Decoding bacterial methylomes in four public health-relevant microbial species: Nanopore sequencing enables reproducible analysis of DNA modifications

Investigating bacterial methylation profiles provides essential complementary information to the native DNA sequence, significantly extending our understanding of how DNA modifications influence virulence, antibiotic resistance, and the ability of bacteria to evade the immune system. Recent advancements in real-time Nanopore sequencing and basecalling algorithms have enabled the direct detection of modified bases from raw signal data, eliminating the need for bisulfite treatment of DNA. However, decoding methylation signals remains challenging due to rapid technological and methodological progress.

In this study, we focus on public health-relevant bacterial strains to analyze their methylation profiles and identify methylation motifs. Our dataset includes samples from Staphylococcus aureus , Listeria monocytogenes , Enterococcus faecium , and Klebsiella pneumoniae , sequenced on the Nanopore GridION platform using the latest flow cell chemistry (R10.4.1) and modification basecalling models (Dorado basecalling SUP model v5).

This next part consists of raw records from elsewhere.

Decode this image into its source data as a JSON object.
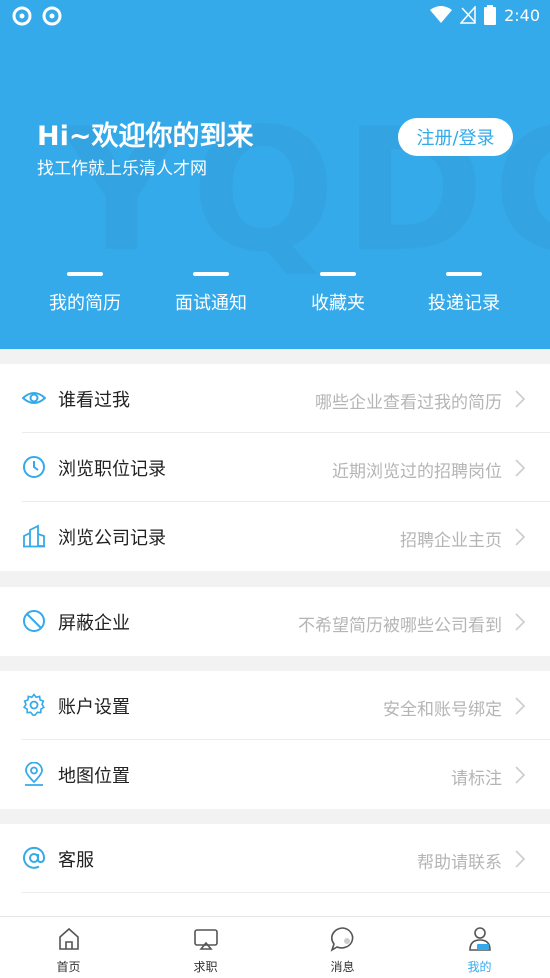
{
  "status_bar": {
    "time": "2:40"
  },
  "hero": {
    "title": "Hi~欢迎你的到来",
    "subtitle": "找工作就上乐清人才网",
    "login_button": "注册/登录",
    "quick_links": [
      {
        "label": "我的简历"
      },
      {
        "label": "面试通知"
      },
      {
        "label": "收藏夹"
      },
      {
        "label": "投递记录"
      }
    ]
  },
  "menu": {
    "who_viewed": {
      "label": "谁看过我",
      "hint": "哪些企业查看过我的简历",
      "icon": "eye-icon"
    },
    "browsed_jobs": {
      "label": "浏览职位记录",
      "hint": "近期浏览过的招聘岗位",
      "icon": "clock-icon"
    },
    "browsed_companies": {
      "label": "浏览公司记录",
      "hint": "招聘企业主页",
      "icon": "building-icon"
    },
    "block_companies": {
      "label": "屏蔽企业",
      "hint": "不希望简历被哪些公司看到",
      "icon": "block-icon"
    },
    "account_settings": {
      "label": "账户设置",
      "hint": "安全和账号绑定",
      "icon": "gear-icon"
    },
    "map_location": {
      "label": "地图位置",
      "hint": "请标注",
      "icon": "location-pin-icon"
    },
    "customer_service": {
      "label": "客服",
      "hint": "帮助请联系",
      "icon": "at-icon"
    }
  },
  "tabbar": {
    "home": "首页",
    "jobs": "求职",
    "messages": "消息",
    "mine": "我的"
  },
  "colors": {
    "accent": "#35aaea",
    "hint": "#b5b5b5",
    "background": "#f2f2f2"
  }
}
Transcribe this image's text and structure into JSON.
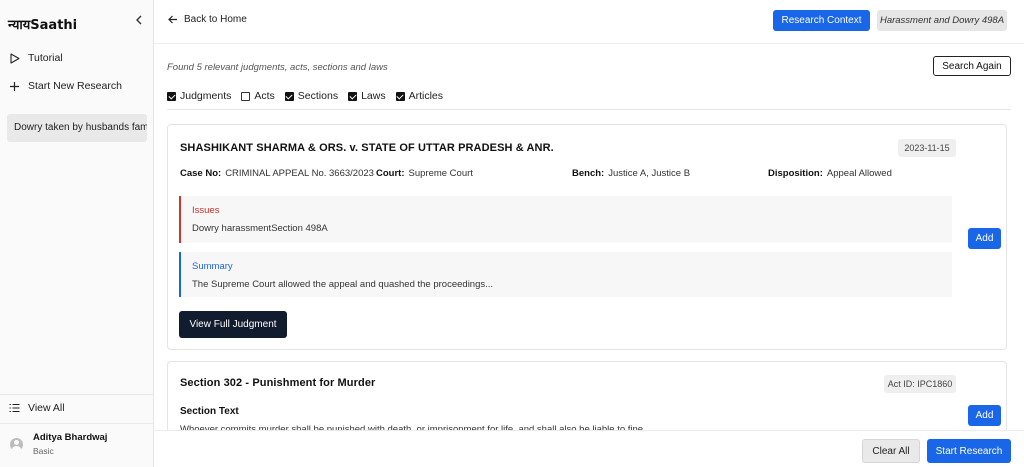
{
  "sidebar": {
    "brand": "न्यायSaathi",
    "collapse_icon": "chevron-left-icon",
    "tutorial": "Tutorial",
    "new_research": "Start New Research",
    "chat": "Dowry taken by husbands family",
    "view_all": "View All",
    "user_name": "Aditya Bhardwaj",
    "user_plan": "Basic"
  },
  "topbar": {
    "back": "Back to Home",
    "research_context": "Research Context",
    "context_chip": "Harassment and Dowry 498A"
  },
  "main": {
    "found_text": "Found 5 relevant judgments, acts, sections and laws",
    "search_again": "Search Again",
    "filters": [
      {
        "label": "Judgments",
        "checked": true
      },
      {
        "label": "Acts",
        "checked": false
      },
      {
        "label": "Sections",
        "checked": true
      },
      {
        "label": "Laws",
        "checked": true
      },
      {
        "label": "Articles",
        "checked": true
      }
    ]
  },
  "judgment": {
    "title": "SHASHIKANT SHARMA & ORS. v. STATE OF UTTAR PRADESH & ANR.",
    "date": "2023-11-15",
    "case_no_label": "Case No:",
    "case_no": "CRIMINAL APPEAL No. 3663/2023",
    "court_label": "Court:",
    "court": "Supreme Court",
    "bench_label": "Bench:",
    "bench": "Justice A, Justice B",
    "disposition_label": "Disposition:",
    "disposition": "Appeal Allowed",
    "issues_head": "Issues",
    "issues_text": "Dowry harassmentSection 498A",
    "summary_head": "Summary",
    "summary_text": "The Supreme Court allowed the appeal and quashed the proceedings...",
    "add": "Add",
    "view_full": "View Full Judgment"
  },
  "section": {
    "title": "Section 302 - Punishment for Murder",
    "act_id": "Act ID: IPC1860",
    "label": "Section Text",
    "text": "Whoever commits murder shall be punished with death, or imprisonment for life, and shall also be liable to fine.",
    "add": "Add"
  },
  "bottom": {
    "clear_all": "Clear All",
    "start_research": "Start Research"
  },
  "colors": {
    "primary": "#1a66e8",
    "issues": "#c8322a",
    "dark_button": "#111d2e"
  }
}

We investigated distinct methylation patterns within and between species, focusing on heavily modified genes or genomic regions. Our results reveal distinct species-specific methylation profiles, with each strain exhibiting unique modification patterns. We developed a modular pipeline using Nextflow and the Nanopore Modkit tool to streamline the detection of methylated motifs. We compared the results with outputs from MicrobeMod, a recent toolkit for exploring prokaryotic methylation and base modifications in nanopore sequencing. Our pipeline is publicly available for further use (github.com/rki-mf1/ont-methylation).

We identified known methylation motifs already described in the literature and novel de novo motifs, providing deeper insights into the diversity of bacterial DNA modifications. Furthermore, we identified genomic regions that are extensively methylated, which could have implications for bacterial behavior and pathogenicity. We also assess improvements in basecalling accuracy, specifically how methylated bases can influence neighboring basecalls. Recent advances in basecalling models, particularly v5 models as part of Dorado, have reduced these issues, improving the reliability of methylation detection in bacterial genomes.

In conclusion, our study highlights the potential of current nanopore sequencing tools for detecting DNA modifications in prokaryotes. By making our pipeline and results publicly available, we facilitate further research into bacterial DNA modifications and their role in microbial pathogenesis.